Govt says MHA order on computer surveillance is only a restatement
21 December 2018
Amidst opposition attack over a government notification on Friday on monitoring and interception of computers by central investigative and security agencies, the government today said the notification did not assume any new powers and that the notification was ''done in the interest of national security.''
Allaying opposition's concerns over the home ministry's order giving snooping powers to the central agencies, finance minister Arun Jaitley said that the MHA order was a mere repetition of an order of authorisation issued under rules framed during the Congress-led UPA regime in 2009.
Jaitley made these remarks while intervening in the Rajya Sabha amidst vociferous protests and slogan shouting by the Opposition members on the issue on Friday.
The notification from the home ministry authorises 10 central agencies such as the Intelligence Bureau, Central Bureau of Investigation and the Enforcement Directorate to intercept, monitor, and decrypt any information generated, transmitted, received or stored in any computer.
According to a home ministry release, “Rule 4 of the IT (Procedure and Safeguards for Interception, Monitoring and Decryption of Information) Rules 2009 provides that ‘the competent authority may authorise an agency of the government to intercept, monitor or decrypt information generated, transmitted, received or stored in any computer resource for the purpose specified in sub-section (1) of Section 69 of the Act.”
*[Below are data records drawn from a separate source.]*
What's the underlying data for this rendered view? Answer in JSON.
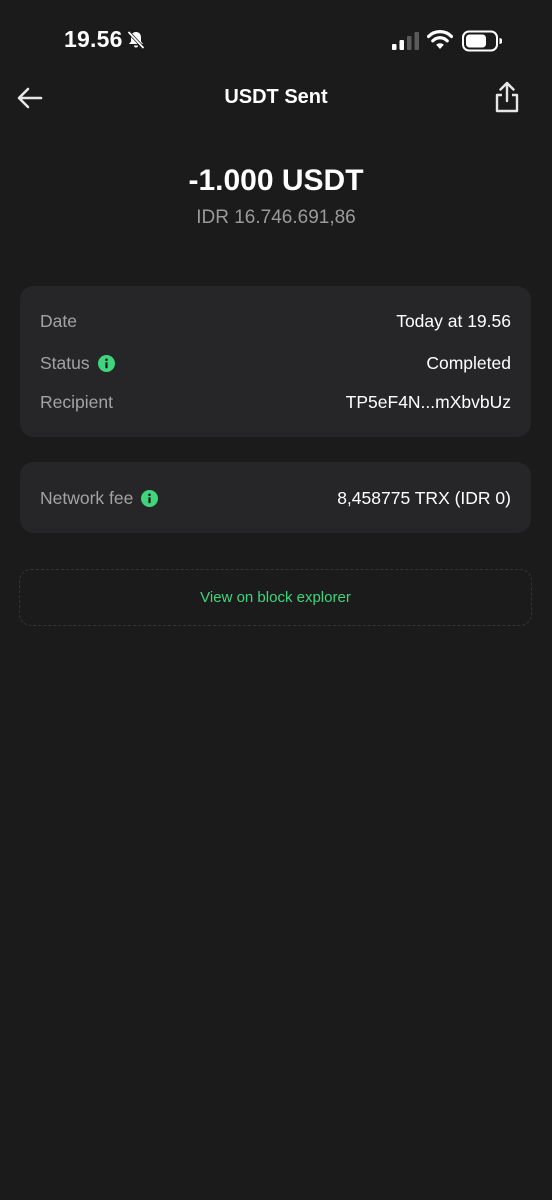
{
  "status_bar": {
    "time": "19.56",
    "icons": [
      "bell-muted-icon",
      "signal-icon",
      "wifi-icon",
      "battery-icon"
    ]
  },
  "header": {
    "title": "USDT Sent",
    "back_icon": "arrow-left-icon",
    "share_icon": "share-icon"
  },
  "amount": {
    "crypto": "-1.000 USDT",
    "fiat": "IDR 16.746.691,86"
  },
  "details": [
    {
      "label": "Date",
      "value": "Today at 19.56",
      "info": false
    },
    {
      "label": "Status",
      "value": "Completed",
      "info": true
    },
    {
      "label": "Recipient",
      "value": "TP5eF4N...mXbvbUz",
      "info": false
    }
  ],
  "fee": {
    "label": "Network fee",
    "value": "8,458775 TRX (IDR 0)",
    "info": true
  },
  "explorer_link": "View on block explorer",
  "colors": {
    "background": "#1b1b1b",
    "card": "#262628",
    "accent": "#3fd57d",
    "muted_text": "#a3a3a3"
  }
}
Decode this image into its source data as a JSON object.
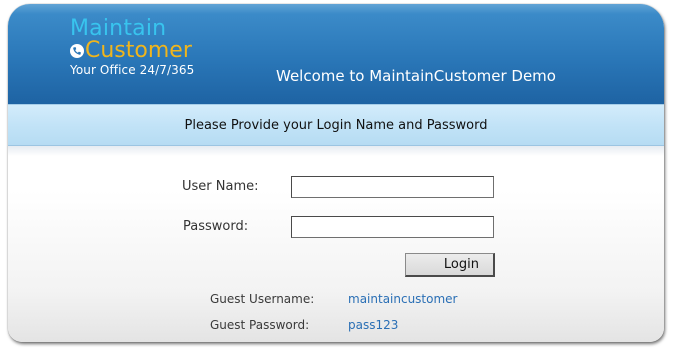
{
  "header": {
    "logo_line1": "Maintain",
    "logo_line2": "Customer",
    "tagline": "Your Office 24/7/365",
    "welcome": "Welcome to MaintainCustomer Demo"
  },
  "form": {
    "heading": "Please Provide your Login Name and Password",
    "username_label": "User Name:",
    "username_value": "",
    "password_label": "Password:",
    "password_value": "",
    "login_button": "Login"
  },
  "guest": {
    "username_label": "Guest Username:",
    "username_value": "maintaincustomer",
    "password_label": "Guest Password:",
    "password_value": "pass123"
  },
  "colors": {
    "header_blue": "#2a77b8",
    "logo_maintain": "#38c4ee",
    "logo_customer": "#f0b51c",
    "subheader": "#c2e3f7",
    "link": "#2a6fb5"
  },
  "icons": {
    "logo_badge": "phone-icon"
  }
}
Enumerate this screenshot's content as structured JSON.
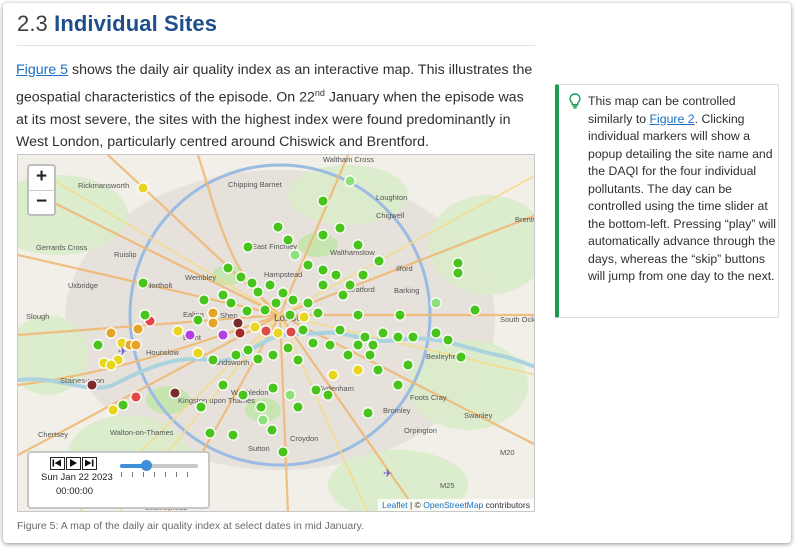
{
  "section": {
    "number": "2.3",
    "title": "Individual Sites"
  },
  "intro": {
    "figure_link": "Figure 5",
    "text_1": " shows the daily air quality index as an interactive map. This illustrates the geospatial characteristics of the episode. On 22",
    "sup": "nd",
    "text_2": " January when the episode was at its most severe, the sites with the highest index were found predominantly in West London, particularly centred around Chiswick and Brentford."
  },
  "map": {
    "zoom_in": "+",
    "zoom_out": "−",
    "place_labels": [
      "Waltham Cross",
      "Chipping Barnet",
      "Loughton",
      "Rickmansworth",
      "Chigwell",
      "Brentwo",
      "Gerrards Cross",
      "Ruislip",
      "East Finchley",
      "Walthamstow",
      "Hampstead",
      "Wembley",
      "Ilford",
      "Uxbridge",
      "Northolt",
      "Stratford",
      "Barking",
      "Slough",
      "Ealing",
      "Shep",
      "London",
      "South Ockend",
      "Brent",
      "Hounslow",
      "Bexleyheath",
      "Staines-upon",
      "Wandsworth",
      "Sydenham",
      "Kingston upon Thames",
      "Wimbledon",
      "Foots Cray",
      "Bromley",
      "Chertsey",
      "Walton-on-Thames",
      "Swanley",
      "Orpington",
      "Croydon",
      "Sutton",
      "Leatherhead",
      "M20",
      "M25"
    ],
    "time_control": {
      "back_icon": "skip-back-icon",
      "play_icon": "play-icon",
      "forward_icon": "skip-forward-icon",
      "date": "Sun Jan 22 2023",
      "time": "00:00:00",
      "slider_position": 0.33
    },
    "attribution": {
      "leaflet": "Leaflet",
      "separator": " | © ",
      "osm": "OpenStreetMap",
      "suffix": " contributors"
    },
    "aqi_colors": {
      "low": "#49c41c",
      "low_light": "#8fe07a",
      "moderate_yellow": "#e8d51e",
      "moderate_orange": "#e5a427",
      "high_red": "#e04747",
      "high_darkred": "#a52a2a",
      "very_high_maroon": "#7a2a2a",
      "very_high_purple": "#b43fe0"
    }
  },
  "caption": "Figure 5: A map of the daily air quality index at select dates in mid January.",
  "callout": {
    "icon": "lightbulb-icon",
    "text_1": "This map can be controlled similarly to ",
    "link": "Figure 2",
    "text_2": ". Clicking individual markers will show a popup detailing the site name and the DAQI for the four individual pollutants. The day can be controlled using the time slider at the bottom-left. Pressing “play” will automatically advance through the days, whereas the “skip” buttons will jump from one day to the next."
  },
  "colors": {
    "heading": "#1f4e8c",
    "link": "#1a6fc2",
    "callout_accent": "#1e9a55"
  }
}
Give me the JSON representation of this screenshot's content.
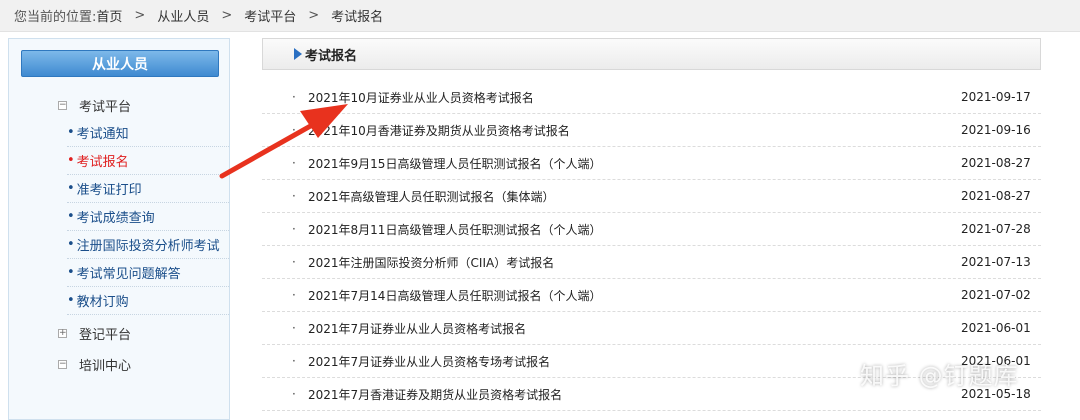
{
  "breadcrumb": {
    "prefix": "您当前的位置:",
    "items": [
      "首页",
      "从业人员",
      "考试平台",
      "考试报名"
    ]
  },
  "sidebar": {
    "header": "从业人员",
    "groups": [
      {
        "label": "考试平台",
        "toggle": "−"
      },
      {
        "label": "登记平台",
        "toggle": "+"
      },
      {
        "label": "培训中心",
        "toggle": "−"
      }
    ],
    "items": [
      {
        "label": "考试通知"
      },
      {
        "label": "考试报名"
      },
      {
        "label": "准考证打印"
      },
      {
        "label": "考试成绩查询"
      },
      {
        "label": "注册国际投资分析师考试"
      },
      {
        "label": "考试常见问题解答"
      },
      {
        "label": "教材订购"
      }
    ],
    "active_item": "考试报名",
    "bullet": "•"
  },
  "content": {
    "title": "考试报名",
    "rows": [
      {
        "title": "2021年10月证券业从业人员资格考试报名",
        "date": "2021-09-17"
      },
      {
        "title": "2021年10月香港证券及期货从业员资格考试报名",
        "date": "2021-09-16"
      },
      {
        "title": "2021年9月15日高级管理人员任职测试报名（个人端）",
        "date": "2021-08-27"
      },
      {
        "title": "2021年高级管理人员任职测试报名（集体端）",
        "date": "2021-08-27"
      },
      {
        "title": "2021年8月11日高级管理人员任职测试报名（个人端）",
        "date": "2021-07-28"
      },
      {
        "title": "2021年注册国际投资分析师（CIIA）考试报名",
        "date": "2021-07-13"
      },
      {
        "title": "2021年7月14日高级管理人员任职测试报名（个人端）",
        "date": "2021-07-02"
      },
      {
        "title": "2021年7月证券业从业人员资格考试报名",
        "date": "2021-06-01"
      },
      {
        "title": "2021年7月证券业从业人员资格专场考试报名",
        "date": "2021-06-01"
      },
      {
        "title": "2021年7月香港证券及期货从业员资格考试报名",
        "date": "2021-05-18"
      }
    ],
    "bullet": "·"
  },
  "annotation": {
    "color": "#e8321e"
  },
  "watermark": "知乎 @钉题库"
}
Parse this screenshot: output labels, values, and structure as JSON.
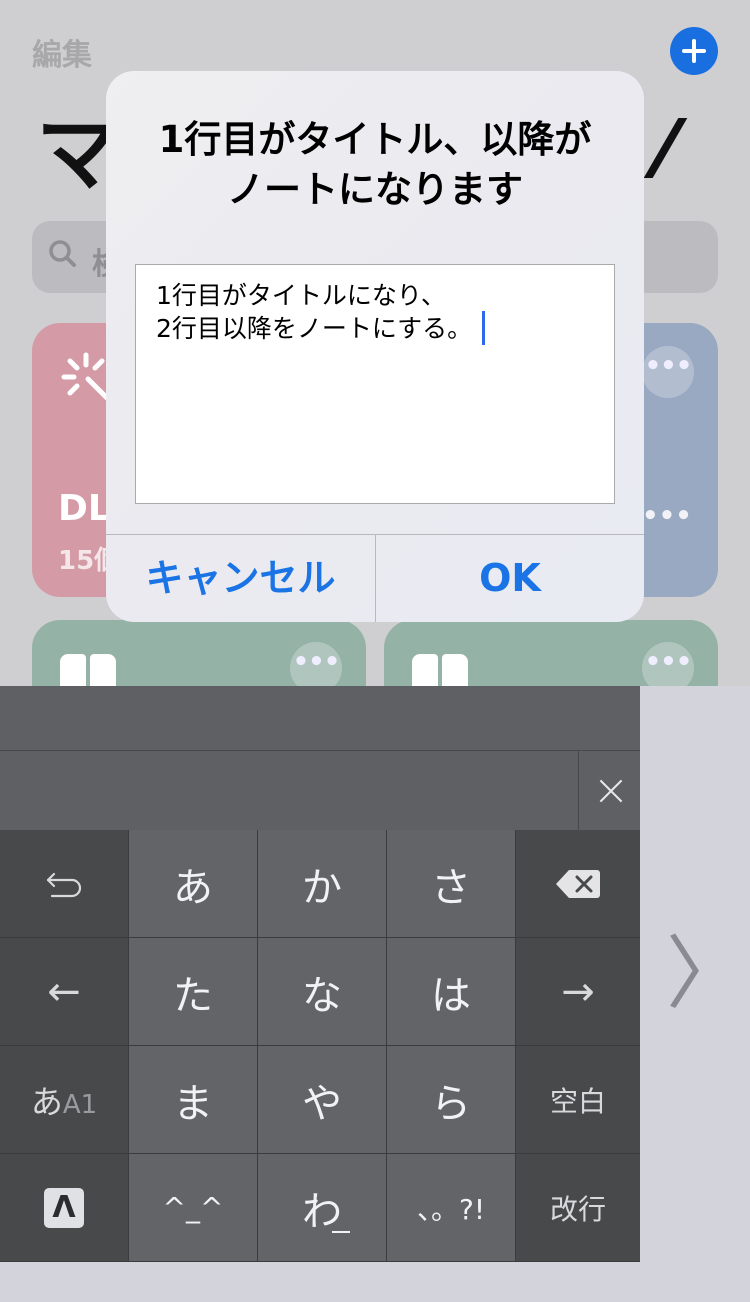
{
  "background": {
    "edit_label": "編集",
    "big_title": "マ",
    "search_text": "検",
    "cards": [
      {
        "title": "DL",
        "subtitle": "15個",
        "color": "#d49aa6"
      },
      {
        "title": "",
        "subtitle": "",
        "color": "#99a9c1"
      },
      {
        "title": "",
        "subtitle": "",
        "color": "#95b2a7"
      },
      {
        "title": "",
        "subtitle": "",
        "color": "#95b2a7"
      }
    ],
    "accent": "#1a6fe0"
  },
  "dialog": {
    "title": "1行目がタイトル、以降がノートになります",
    "input_value": "1行目がタイトルになり、\n2行目以降をノートにする。",
    "cancel_label": "キャンセル",
    "ok_label": "OK",
    "button_color": "#1a74e6"
  },
  "keyboard": {
    "row1": [
      "あ",
      "か",
      "さ"
    ],
    "row2": [
      "た",
      "な",
      "は"
    ],
    "row3": [
      "ま",
      "や",
      "ら"
    ],
    "row4": [
      "^_^",
      "わ",
      "、。?!"
    ],
    "left_arrow": "←",
    "right_arrow": "→",
    "mode_main": "あ",
    "mode_sub": "A1",
    "space_label": "空白",
    "return_label": "改行",
    "logo_letter": "Λ",
    "next_arrow": "〉"
  }
}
The statutory order issued on 20 December is in accordance with rules framed in year 2009 and in vogue since then, a release by the ministry of home affairs pointed out, adding that no new powers have been conferred to any of the security or law enforcement agencies by the latest order.
The release further stated that the notification has been issued to notify the ISPs, TSPs, intermediaries etc to codify the existing orders.
Each case of interception, monitoring, decryption is to be approved by the competent authority, ie, union home secretary. These powers are also available to the competent authority in the state governments as per IT (Procedure and Safeguards for Interception, Monitoring and Decryption of Information) Rules 2009, says the release.
The ministry also clarified that as per rule 22 of the IT (Procedure and Safeguards for Interception, Monitoring and Decryption of Information) Rules 2009, all such cases of interception or monitoring or decryption are to be placed before the review committee headed by cabinet secretary, which shall meet at least once in two months to review such cases. In case of state governments, such cases are reviewed by a committee headed by the chief secretary concerned.
To ensure that any interception, monitoring or decryption of any information through any computer resource is done as per due process of law, the ministry stated, adding that it also ensures that authorised exercise of these powers are prevented by any agency, individual or intermediary.
The present notification is analogous to the authorisation issued under the Telegraph Act. The entire process is also subject to a robust review mechanism as in case of Telegraph Act. Every individual case will continue to require prior approval of the home ministry or state government. MHA has not delegated its powers to any law enforcement or security agency, the release stated.